You know, I want them to choose me and fly home to me.
But go out there.
And I don't know if mom knows this, but she did do that for me, even though we, like, butted heads quite a lot.
But I was allowed to butt heads with her because I knew we'd never fall out.
She's so...
Yeah.
And I hope I create that.
I mean, I'm already there with my eldest where she's like, can you stop walking next to me on the street when we walked to school?
I'm like, sorry.
So sorry.
Like I went to Korea's Day on Monday for years six.
And I was like, did a 30 minute talk about being a writer and a TV presenter.
And I was like, did you like it?
And she was like, why did you wear the cardigan with feathers on?
Oh, my God.
Because I'm jassy.
I'm jassy.
I touched the small of my son's back a couple of years ago.
I've never touched him since.
I was like, I'm really sorry.
I touched him.
And it's hard because I'm not, in some ways I am the mum my mum was.
But in other ways, I'm not because my mum dedicated her life to us.
she sacrificed her career. And I'm not ashamed to say, I don't, I don't, I sacrifice parts of my
career. Of course I do. But I am a career woman, which is different to what my mom was, you know.
And she's had opinions on that too, and I understand that. But Richie's a good dad. And we,
we work together as a team, you know. But yeah, I'm so grateful to my mom and dad that they
gave me all of this so that I could be who I am today.
that's why all that I am is them not what happened to me yes absolutely and this is the
overriding message i'm going to end with me holding this book because everybody should get
this book no honestly katy i i i knew you a bit before and but i i read this and i really know you
and I like you so much.
Your message in this book is brilliant for everybody.
Everyone in life should read this book.
I feel like me and you've just run a marathon together with no refreshments.
Yeah.
I feel like kind of exhausted.
Yeah.
Yeah.
But in a good way, I am happy exhausted.
This is...
Well, I just love what you're doing because I don't know,
could I have done this interview like 10 years ago
and what would have been the platform.
Like, I feel like I couldn't.
And I feel like what I can do here with you
is say things that might have been like a seat,
not a secret, but just I just don't know if there was like the space for that, you know.
And that you haven't, you know, I've done interviews in the past with women.

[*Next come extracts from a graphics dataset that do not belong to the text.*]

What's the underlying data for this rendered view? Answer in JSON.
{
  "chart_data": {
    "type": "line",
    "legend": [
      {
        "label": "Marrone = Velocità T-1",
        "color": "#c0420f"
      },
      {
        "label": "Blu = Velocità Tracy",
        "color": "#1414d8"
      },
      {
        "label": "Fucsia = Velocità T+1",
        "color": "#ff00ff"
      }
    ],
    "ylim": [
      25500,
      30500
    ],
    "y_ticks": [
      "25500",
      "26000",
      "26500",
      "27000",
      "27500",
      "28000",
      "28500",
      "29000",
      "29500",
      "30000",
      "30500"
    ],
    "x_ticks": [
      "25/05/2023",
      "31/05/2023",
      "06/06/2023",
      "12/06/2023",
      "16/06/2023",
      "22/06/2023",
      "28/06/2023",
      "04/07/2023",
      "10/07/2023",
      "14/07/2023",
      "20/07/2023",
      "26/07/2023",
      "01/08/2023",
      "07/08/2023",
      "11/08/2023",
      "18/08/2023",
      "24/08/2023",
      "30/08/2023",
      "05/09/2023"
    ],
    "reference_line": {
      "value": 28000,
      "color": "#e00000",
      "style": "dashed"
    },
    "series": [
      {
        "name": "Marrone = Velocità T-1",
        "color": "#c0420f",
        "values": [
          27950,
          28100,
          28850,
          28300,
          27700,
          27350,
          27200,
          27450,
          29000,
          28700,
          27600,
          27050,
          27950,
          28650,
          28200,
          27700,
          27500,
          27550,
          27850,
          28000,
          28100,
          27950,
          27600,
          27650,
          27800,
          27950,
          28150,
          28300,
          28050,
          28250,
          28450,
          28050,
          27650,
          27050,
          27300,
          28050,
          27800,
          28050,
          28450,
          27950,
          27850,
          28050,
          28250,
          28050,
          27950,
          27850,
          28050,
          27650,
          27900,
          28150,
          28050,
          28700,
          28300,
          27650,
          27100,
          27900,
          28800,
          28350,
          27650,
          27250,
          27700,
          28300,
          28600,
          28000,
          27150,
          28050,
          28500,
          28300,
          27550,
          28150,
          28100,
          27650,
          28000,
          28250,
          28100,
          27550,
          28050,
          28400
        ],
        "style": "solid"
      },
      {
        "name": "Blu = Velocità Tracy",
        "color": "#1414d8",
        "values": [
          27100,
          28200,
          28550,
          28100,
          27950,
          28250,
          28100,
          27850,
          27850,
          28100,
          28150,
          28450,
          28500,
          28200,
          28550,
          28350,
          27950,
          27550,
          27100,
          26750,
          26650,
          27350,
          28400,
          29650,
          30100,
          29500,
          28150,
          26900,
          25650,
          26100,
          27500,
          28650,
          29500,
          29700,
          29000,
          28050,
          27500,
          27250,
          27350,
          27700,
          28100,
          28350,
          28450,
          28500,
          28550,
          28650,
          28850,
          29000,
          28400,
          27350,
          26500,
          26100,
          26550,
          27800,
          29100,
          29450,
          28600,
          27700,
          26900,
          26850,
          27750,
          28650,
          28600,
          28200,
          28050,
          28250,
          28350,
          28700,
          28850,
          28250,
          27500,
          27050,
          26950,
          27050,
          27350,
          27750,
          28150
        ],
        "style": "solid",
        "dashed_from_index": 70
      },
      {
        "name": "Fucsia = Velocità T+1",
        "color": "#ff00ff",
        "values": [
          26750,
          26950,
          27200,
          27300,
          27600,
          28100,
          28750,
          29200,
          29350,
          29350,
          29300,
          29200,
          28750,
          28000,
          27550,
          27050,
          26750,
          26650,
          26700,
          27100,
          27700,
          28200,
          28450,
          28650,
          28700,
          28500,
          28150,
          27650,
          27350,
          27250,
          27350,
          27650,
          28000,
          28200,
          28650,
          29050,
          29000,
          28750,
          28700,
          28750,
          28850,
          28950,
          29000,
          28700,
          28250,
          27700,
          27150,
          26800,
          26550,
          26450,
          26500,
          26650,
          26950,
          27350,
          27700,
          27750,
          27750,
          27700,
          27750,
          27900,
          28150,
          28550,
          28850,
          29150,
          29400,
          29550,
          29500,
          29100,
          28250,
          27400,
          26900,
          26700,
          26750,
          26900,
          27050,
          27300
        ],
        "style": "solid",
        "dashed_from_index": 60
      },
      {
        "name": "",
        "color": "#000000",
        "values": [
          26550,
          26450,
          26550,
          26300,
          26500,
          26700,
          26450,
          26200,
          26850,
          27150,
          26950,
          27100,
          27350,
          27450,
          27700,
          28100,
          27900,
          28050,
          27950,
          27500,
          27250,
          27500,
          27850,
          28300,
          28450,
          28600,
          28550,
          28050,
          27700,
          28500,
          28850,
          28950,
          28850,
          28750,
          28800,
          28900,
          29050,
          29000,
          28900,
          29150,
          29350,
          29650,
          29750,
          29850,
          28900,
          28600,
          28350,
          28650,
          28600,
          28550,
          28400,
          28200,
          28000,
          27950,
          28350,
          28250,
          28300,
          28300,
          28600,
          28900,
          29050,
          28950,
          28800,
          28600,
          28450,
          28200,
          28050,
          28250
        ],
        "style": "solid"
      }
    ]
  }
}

And it feels like they want to catch you out.
And it's accusation or there's, that is weird ownership and blame.
And I don't know, I just feel like what your creating is really special.
Well, God.
And I respect you so much. So coming from you, that's really high praise. And I thank you very, very, very much for that.
It helps lots of people. Katie, you help lots of people. Can we just quickly mention your charity?
Can we just, would you just mention it by name? Just in case anybody's watching that might need a bit of help. We will obviously put a link to it as well everywhere.
So we're a national charity, the Katie Piper Foundation. We're there for anybody who's had traumatic scarring or a burn injury.
We fund rehabilitation, scar management, psychological support,
and we support partners and family as well as the survivor.
And we always need people to do crazy things for us to raise money as well.
And any volunteers? Do you never need volunteers or people to help you?
Yeah, it's about community and that's the thing that as you've heard talking to me at length,
it doesn't take just the survivor or one person to help somebody, any recovery, whatever it is,
whether it's a benefit.
It takes a village and that's what we always need.
and we're always grateful for anybody in any capacity.
Katie,
I really love you.
I love you too.
Thank you.
Thank you.
Thank you for trusting me.
Coming here, I was like,
I don't know what I'm going to say.
I don't know if I've got anything to say.
What have I got to say compared to other guests?
I was really worried.
Isn't that like...
And it's not just what you've said.
It's what we've learned.
Yeah.
I've really enjoyed it.
Is that a weird word?
to say, enjoyed it. I've enjoyed every second of it. It was amazing. Thank you.